Notre marathon-films continue dans les salles du Festival de Cannes. Journal de bord, épisode 2.
Benedetta de Paul Verhoeven (Compétition officielle)
Dieu m’a donné la foi
Tous les films de Verhoeven ont un caractère équivoque. Benedetta n’échappe pas à la règle et dès la première séquence, le trivial et le sacré jouent déjà des coudes. Une enfant qui a la foi s’impose face à une bande de vieux voyous qui lui réclament un miracle : c’est de la fiente d’oiseau qu’ils reçoivent sur le front telle une onction. C’est sur des antagonismes de cette nature que s’articule ce thriller érotique en monastère, tantôt drôle et graveleux, tantôt noble et mystérieux. Virginie Efira est démentielle dans le rôle de cette nonne que l’amour embrase et que le scandale gâte. La comédienne se donne corps et âme à son personnage. Une sainte qui n’a d’yeux que pour Jésus (Jonathan Couzinié), jusqu’à ce que Bartolomea (Daphné Patakia) entre en scène et l’éblouisse. L’équation n’est pas simple pour l’époque (un ménage à trois), elle est indigne pour l’Église monstrueusement sectaire. Pourtant, c’est bien sur une histoire de trinité que ses fondations reposent. Paul Verhoeven n’a ni perdu son mordant ni son goût du burlesque (poussé à son paroxysme dans les scènes de sexe). Photo, décors, costumes, tout invite au spectacle. Et ce spectacle, c’est bien celui d’une faction (le clergé) en décomposition, comme les corps qu’elle héberge, rongés par la peste. Charlotte Rampling en mère supérieure suspicieuse (et antisémite) est impeccable, comme Lambert Wilson dans le rôle du Nonce aux doigts sertis et aux pieds sales. Ils sont le vieux monde, un monde auquel Benedetta met le feu. C’est quelque part entre La Chair et le sang et Basic Instinct que Benedetta se trouve, un film trouble sur la fascination et la piété, si intenses qu’elles donnent le vertige et la fièvre. Benedetta, comme Catherine Tramell (Basic Instinct), Nomi Malone (ShowGirls) et Michèle Leblanc (Elle), est une héroïne pétrie de contradictions : ascète et jouisseuse, soumise et tyrannique, sage et possédée. Une énigme pour ses pères et ses sœurs. Une dame de pique et de coeur qui laisse les esprits intranquilles. A.C
En salles le 9 juillet 2021.
Tout s’est bien passé de François Ozon (Compétition officielle)

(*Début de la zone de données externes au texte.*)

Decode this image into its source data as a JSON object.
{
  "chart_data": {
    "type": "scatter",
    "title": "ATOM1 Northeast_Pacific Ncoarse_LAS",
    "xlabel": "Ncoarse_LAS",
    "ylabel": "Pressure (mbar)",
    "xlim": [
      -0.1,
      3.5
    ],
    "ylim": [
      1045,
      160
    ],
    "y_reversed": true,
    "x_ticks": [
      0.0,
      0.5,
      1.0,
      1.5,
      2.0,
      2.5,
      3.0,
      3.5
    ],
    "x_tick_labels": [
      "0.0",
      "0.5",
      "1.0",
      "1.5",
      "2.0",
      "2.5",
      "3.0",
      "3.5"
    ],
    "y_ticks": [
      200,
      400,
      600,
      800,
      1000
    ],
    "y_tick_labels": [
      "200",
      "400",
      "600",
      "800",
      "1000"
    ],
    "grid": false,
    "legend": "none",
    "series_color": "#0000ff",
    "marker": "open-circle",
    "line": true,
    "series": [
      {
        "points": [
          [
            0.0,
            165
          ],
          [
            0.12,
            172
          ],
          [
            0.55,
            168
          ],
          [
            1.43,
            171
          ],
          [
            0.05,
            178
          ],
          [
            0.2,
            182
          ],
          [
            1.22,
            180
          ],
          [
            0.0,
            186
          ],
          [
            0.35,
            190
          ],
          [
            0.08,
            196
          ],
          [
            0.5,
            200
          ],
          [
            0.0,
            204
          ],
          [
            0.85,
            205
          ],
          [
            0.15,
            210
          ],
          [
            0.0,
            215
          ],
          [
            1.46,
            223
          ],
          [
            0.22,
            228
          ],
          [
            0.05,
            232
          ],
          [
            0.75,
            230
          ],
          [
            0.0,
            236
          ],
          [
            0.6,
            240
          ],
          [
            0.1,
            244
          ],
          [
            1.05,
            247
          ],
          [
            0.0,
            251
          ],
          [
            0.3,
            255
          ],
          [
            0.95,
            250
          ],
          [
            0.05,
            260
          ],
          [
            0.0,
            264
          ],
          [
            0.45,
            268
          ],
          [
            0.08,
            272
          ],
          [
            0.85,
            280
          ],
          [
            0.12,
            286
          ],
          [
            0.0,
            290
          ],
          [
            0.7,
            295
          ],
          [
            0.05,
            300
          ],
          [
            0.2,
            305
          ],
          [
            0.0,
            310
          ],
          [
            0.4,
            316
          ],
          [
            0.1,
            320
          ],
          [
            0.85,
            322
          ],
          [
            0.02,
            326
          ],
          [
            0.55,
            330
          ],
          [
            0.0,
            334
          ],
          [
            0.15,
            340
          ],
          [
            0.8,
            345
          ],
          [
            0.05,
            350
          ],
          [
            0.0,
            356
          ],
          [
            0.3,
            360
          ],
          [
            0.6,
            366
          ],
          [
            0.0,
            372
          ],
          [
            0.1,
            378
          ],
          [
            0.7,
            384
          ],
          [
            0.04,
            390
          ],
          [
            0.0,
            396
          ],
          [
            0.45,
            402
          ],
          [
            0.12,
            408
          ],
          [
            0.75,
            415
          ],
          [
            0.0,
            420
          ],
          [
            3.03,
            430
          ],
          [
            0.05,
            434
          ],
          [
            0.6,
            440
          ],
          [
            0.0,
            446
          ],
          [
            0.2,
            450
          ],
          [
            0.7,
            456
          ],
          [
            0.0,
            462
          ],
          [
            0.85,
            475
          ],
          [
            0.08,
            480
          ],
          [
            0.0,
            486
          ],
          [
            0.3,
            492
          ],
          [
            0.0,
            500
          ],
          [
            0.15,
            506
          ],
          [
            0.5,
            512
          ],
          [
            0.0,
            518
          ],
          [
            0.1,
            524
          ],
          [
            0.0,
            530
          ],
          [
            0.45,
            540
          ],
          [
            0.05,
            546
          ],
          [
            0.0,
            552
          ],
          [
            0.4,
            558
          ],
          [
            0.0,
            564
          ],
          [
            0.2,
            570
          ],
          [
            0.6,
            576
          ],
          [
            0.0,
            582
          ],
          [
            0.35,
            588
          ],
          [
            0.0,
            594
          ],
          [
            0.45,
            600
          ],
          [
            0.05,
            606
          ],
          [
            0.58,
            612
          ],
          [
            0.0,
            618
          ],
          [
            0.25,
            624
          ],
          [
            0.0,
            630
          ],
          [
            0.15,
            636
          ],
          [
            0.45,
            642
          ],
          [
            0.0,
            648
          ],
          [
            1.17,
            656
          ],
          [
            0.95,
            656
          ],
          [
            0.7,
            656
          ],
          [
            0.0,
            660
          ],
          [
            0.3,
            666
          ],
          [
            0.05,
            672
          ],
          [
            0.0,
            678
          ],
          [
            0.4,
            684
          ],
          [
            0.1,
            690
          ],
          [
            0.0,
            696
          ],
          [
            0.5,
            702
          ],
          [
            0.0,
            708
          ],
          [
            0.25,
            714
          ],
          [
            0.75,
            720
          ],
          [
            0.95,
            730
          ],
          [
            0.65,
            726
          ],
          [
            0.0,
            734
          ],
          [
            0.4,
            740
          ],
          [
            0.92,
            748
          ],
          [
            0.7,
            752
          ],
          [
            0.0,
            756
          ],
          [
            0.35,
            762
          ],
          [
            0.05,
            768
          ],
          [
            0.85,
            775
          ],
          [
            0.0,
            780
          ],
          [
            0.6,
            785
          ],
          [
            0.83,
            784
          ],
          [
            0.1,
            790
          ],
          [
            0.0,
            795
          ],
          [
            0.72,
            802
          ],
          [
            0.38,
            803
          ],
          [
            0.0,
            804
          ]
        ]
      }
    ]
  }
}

Chronique d’une mort annoncée
Elle est vivante, plus que jamais. Il est mourant et impatient de partir. En adaptant le roman autobiographique d’Emmanuèle Bernheim, François Ozon prouve, une fois de plus qu’il est un garçon plein de ressources. Il s’est attaqué, en trois ans, au film choral tiré de faits réels (Grâce à Dieu), au teen-movie adapté d’une lecture d’adolescent (Été 85) et, avec Tout s’est bien passé, à la chronique familiale. Il faut lui reconnaître un talent rare pour explorer et renouveler le récit en le travaillant comme une matière vivante. Ici, comme pour les deux films précédents, la mise en scène est sobre et comme dévouée à son propos tandis qu’Ozon instille l’inattendu. Son film sur les abus d’un prêtre lyonnais sur de jeunes hommes devenait une ode à la force du groupe dans la réparation des traumas, son “coming of age” gay et estival était hanté par la mort, et ce dernier opus multiplie les clins d’œil à la comédie sans se laisser dévorer par son sujet (l’euthanasie) ou par son contexte assumé avec une légère ironie (le drame bourgeois). Mieux, il offre à un trio de comédiens de premier plan, leurs meilleurs rôles depuis très longtemps : Dussolier excelle en vieillard tantôt acariâtre, tantôt fripon, salement amoché par un AVC et qui se plaît à déstabiliser son entourage en jouant avec les convenances. Géraldine Pailhas compose avec délicatesse et sans emphase son personnage de femme discrète qui s’est fait une raison et vit dans l’ombre de sa sœur. Sophie Marceau, longtemps convoitée par le cinéaste, est solaire comme jamais en fille préférée. Tout le long de son cheminement intérieur, qui sert de fil directeur au film, elle est au bon endroit, peut-être plus qu’elle ne l’a jamais été jusqu’alors. F.F.-M.
En salles le 22 septembre 2021.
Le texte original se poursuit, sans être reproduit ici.